Intelligent correction as a solution for harmonic reduction
From the above it can be seen that the further the harmonic tax is being implemented, the more complex and costly this measure becomes. If, in the light of thorough research, it is decided to take corrective measures, they should be implemented as close as possible to the disturbing tax.
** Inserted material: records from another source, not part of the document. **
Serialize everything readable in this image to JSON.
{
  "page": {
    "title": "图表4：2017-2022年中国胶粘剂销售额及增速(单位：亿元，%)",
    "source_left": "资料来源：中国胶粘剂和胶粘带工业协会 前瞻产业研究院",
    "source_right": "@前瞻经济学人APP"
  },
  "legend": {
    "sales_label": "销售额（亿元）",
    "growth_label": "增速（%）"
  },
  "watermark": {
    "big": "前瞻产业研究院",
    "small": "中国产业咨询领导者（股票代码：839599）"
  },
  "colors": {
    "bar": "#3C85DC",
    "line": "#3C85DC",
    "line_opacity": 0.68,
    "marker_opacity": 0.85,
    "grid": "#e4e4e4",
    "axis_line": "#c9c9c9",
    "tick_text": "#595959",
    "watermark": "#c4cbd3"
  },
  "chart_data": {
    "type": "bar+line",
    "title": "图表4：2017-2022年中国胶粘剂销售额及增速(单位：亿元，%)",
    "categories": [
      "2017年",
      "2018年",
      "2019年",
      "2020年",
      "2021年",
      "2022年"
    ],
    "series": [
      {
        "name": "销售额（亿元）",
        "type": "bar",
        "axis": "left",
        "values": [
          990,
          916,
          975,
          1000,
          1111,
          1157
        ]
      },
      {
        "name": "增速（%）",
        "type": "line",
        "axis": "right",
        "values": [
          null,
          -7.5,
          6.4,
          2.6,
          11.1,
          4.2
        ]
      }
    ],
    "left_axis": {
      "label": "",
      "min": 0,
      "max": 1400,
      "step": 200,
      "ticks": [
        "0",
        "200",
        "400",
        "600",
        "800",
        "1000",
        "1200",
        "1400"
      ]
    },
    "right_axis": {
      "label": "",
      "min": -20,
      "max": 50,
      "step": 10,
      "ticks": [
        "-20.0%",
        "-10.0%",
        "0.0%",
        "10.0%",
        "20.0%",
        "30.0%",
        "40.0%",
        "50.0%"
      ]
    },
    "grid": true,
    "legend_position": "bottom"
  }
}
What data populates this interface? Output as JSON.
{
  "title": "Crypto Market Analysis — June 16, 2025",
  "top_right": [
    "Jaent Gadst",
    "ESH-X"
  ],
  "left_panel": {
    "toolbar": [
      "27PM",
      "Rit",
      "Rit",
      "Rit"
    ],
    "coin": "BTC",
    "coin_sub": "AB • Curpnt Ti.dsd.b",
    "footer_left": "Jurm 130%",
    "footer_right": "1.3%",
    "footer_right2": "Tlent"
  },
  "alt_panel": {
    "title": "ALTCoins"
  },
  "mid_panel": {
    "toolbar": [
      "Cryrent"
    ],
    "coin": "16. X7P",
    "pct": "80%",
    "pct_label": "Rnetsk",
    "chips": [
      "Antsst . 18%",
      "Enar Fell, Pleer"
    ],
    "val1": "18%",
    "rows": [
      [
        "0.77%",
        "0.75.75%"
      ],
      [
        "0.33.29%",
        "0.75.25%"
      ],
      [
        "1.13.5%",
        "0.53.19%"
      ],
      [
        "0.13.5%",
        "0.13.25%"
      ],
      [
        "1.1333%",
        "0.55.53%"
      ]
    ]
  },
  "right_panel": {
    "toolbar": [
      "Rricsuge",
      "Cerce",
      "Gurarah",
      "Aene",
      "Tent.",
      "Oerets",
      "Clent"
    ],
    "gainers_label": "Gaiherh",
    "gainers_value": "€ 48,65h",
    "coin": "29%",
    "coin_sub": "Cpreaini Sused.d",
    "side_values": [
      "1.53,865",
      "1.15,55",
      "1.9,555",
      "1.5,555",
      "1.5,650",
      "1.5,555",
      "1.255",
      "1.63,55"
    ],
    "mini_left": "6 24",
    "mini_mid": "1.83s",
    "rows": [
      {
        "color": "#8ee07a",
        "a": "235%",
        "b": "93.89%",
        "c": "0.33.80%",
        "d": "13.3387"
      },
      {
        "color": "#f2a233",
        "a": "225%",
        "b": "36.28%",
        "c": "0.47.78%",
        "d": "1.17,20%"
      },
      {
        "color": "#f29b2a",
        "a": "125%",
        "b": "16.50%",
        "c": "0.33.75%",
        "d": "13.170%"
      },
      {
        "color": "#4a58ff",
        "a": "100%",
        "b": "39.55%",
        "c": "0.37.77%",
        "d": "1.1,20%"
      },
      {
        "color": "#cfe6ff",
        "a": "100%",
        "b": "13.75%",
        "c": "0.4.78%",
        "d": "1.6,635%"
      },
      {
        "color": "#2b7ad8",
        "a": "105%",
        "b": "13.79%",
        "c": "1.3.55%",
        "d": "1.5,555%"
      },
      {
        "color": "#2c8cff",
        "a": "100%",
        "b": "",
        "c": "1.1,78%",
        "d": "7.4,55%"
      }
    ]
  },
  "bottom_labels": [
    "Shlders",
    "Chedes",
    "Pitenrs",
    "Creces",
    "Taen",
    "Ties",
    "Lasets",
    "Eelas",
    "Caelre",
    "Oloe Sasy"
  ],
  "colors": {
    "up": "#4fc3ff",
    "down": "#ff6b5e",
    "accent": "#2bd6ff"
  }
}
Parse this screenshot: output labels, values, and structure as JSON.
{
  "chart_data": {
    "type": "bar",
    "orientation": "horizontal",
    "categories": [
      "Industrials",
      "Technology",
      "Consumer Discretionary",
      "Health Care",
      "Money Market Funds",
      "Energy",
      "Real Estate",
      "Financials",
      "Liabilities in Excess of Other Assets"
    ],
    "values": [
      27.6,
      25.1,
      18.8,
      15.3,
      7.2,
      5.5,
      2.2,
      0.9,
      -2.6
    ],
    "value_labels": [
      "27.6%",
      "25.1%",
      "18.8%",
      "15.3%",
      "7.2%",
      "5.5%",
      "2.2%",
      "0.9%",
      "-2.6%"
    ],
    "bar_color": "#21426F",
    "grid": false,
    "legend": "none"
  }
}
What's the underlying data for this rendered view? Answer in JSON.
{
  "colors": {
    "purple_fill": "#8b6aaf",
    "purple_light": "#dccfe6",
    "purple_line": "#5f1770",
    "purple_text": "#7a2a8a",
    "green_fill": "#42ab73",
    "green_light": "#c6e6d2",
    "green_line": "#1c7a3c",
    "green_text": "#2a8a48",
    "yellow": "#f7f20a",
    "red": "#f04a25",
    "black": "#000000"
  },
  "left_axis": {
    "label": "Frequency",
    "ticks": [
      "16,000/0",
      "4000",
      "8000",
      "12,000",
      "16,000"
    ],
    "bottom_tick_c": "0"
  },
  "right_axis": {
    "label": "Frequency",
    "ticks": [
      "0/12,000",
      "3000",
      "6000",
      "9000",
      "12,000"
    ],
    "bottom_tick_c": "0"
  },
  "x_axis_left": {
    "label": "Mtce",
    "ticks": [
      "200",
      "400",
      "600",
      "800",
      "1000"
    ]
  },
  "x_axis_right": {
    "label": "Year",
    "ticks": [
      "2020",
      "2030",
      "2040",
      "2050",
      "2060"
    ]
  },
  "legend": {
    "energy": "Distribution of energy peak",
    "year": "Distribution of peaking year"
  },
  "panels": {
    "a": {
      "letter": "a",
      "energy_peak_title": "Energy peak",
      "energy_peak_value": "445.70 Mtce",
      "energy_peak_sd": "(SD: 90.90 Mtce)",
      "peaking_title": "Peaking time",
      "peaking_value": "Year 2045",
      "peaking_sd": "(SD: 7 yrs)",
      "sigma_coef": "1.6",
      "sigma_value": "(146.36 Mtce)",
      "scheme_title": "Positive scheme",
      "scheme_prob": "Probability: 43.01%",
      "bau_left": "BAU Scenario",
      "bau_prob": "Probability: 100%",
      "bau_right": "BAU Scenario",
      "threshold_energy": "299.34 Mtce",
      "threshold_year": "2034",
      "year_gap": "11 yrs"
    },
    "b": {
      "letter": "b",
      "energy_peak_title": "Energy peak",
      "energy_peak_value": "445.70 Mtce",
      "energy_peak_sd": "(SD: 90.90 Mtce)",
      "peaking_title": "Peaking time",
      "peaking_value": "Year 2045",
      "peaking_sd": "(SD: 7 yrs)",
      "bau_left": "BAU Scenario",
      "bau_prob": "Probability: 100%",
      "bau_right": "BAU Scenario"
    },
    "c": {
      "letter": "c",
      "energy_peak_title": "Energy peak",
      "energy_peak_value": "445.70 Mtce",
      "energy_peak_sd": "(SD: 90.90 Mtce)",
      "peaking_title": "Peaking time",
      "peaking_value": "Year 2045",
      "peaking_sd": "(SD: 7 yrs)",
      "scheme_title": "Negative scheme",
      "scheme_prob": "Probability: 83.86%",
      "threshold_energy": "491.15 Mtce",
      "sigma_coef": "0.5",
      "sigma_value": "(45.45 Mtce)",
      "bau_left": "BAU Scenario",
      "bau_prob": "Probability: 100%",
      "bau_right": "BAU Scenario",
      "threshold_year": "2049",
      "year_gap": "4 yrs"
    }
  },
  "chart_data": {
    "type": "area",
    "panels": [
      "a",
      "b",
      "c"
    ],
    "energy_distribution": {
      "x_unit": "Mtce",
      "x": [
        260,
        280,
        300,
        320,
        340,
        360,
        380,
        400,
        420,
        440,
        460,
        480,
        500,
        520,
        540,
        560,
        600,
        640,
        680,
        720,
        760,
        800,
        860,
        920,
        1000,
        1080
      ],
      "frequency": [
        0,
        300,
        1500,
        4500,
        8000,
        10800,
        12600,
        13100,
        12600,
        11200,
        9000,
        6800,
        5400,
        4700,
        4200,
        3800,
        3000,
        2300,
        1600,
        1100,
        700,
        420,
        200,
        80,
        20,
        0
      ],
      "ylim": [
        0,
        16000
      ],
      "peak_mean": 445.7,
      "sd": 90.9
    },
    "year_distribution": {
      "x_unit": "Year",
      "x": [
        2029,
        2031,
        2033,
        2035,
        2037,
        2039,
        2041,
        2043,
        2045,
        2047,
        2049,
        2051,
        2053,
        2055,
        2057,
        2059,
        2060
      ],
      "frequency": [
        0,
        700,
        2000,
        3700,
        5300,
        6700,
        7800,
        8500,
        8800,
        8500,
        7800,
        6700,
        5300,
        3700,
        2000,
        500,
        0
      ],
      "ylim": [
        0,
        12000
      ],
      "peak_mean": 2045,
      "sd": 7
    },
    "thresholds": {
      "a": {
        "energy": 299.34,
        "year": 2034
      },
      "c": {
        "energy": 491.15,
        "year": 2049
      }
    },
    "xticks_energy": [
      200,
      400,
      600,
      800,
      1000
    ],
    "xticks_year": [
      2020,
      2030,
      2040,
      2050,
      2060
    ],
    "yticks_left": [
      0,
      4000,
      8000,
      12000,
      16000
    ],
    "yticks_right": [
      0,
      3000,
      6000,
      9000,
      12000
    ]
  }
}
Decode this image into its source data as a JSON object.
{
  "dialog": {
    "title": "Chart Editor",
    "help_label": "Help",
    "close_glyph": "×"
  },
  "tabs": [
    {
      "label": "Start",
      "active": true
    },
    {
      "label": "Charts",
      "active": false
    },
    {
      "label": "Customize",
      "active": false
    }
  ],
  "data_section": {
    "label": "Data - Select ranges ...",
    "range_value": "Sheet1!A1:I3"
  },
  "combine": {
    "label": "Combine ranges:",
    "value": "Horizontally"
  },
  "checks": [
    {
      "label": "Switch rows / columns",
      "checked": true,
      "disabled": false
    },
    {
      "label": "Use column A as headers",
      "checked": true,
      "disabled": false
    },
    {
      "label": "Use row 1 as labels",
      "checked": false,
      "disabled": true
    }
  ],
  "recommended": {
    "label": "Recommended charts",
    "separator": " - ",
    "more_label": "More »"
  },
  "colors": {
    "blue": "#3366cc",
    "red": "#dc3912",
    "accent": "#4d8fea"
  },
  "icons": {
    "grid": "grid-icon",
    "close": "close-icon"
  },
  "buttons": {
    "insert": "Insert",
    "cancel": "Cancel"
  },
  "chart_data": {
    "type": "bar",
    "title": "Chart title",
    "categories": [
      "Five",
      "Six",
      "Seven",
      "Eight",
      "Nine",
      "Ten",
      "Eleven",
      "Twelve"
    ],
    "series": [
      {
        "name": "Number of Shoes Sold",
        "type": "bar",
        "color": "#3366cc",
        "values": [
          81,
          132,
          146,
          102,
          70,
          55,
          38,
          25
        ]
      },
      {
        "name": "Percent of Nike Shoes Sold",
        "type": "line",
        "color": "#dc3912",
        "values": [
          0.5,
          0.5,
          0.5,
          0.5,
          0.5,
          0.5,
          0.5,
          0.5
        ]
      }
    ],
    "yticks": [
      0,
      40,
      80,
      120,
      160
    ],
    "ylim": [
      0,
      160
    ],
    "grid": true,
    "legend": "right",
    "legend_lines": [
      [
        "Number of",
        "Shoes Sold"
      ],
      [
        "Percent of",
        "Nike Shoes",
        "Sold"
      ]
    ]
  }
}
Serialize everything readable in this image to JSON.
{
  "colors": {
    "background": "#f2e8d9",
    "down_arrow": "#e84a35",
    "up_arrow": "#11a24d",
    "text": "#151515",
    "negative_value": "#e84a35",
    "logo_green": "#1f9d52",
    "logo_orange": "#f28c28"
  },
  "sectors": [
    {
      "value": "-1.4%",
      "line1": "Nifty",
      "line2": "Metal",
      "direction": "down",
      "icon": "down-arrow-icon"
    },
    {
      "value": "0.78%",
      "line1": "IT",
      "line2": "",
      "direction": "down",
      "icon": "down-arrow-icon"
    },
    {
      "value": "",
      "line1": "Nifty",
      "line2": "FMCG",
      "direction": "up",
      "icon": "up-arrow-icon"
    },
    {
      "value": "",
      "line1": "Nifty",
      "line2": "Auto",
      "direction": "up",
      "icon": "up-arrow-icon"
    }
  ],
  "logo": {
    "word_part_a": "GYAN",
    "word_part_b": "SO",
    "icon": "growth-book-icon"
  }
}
This way of correcting, as close as possible to the source, prevents the following issues:
- Unnecessary load of the electricity grid
- Increase in line losses by heat
- The appeal of security devices
- Less efficient operation of other connected machines
- Increase in maintenance and revision to other connected machines (especially motors)
- Danger to safety of persons and environment by overloaded zero conductors and phase conductors.
The central treatment of harmonics reduces excessive currents through the high voltage or distribution network. However, it does not solve the problems of the internal electrical infrastructure. Treatment to or at the load that causes the harmonics is the most intelligent solution to the above problems.
Consequences in costs by harmonics
Older meters measure only the current with the fundamental frequency (50 Hz). Also the traditional electromechanical kWh meters do not detect harmonics.
Electricity suppliers do not place traditional kWh meters at companies. Nowadays, digital readable kWh meters are used. These modern meters measure the currents to the kilohertz range and include them in the measurement. This, in addition to the higher energy consumption caused by more heat development due to the high harmonics, increases the electricity costs by measuring high harmonics.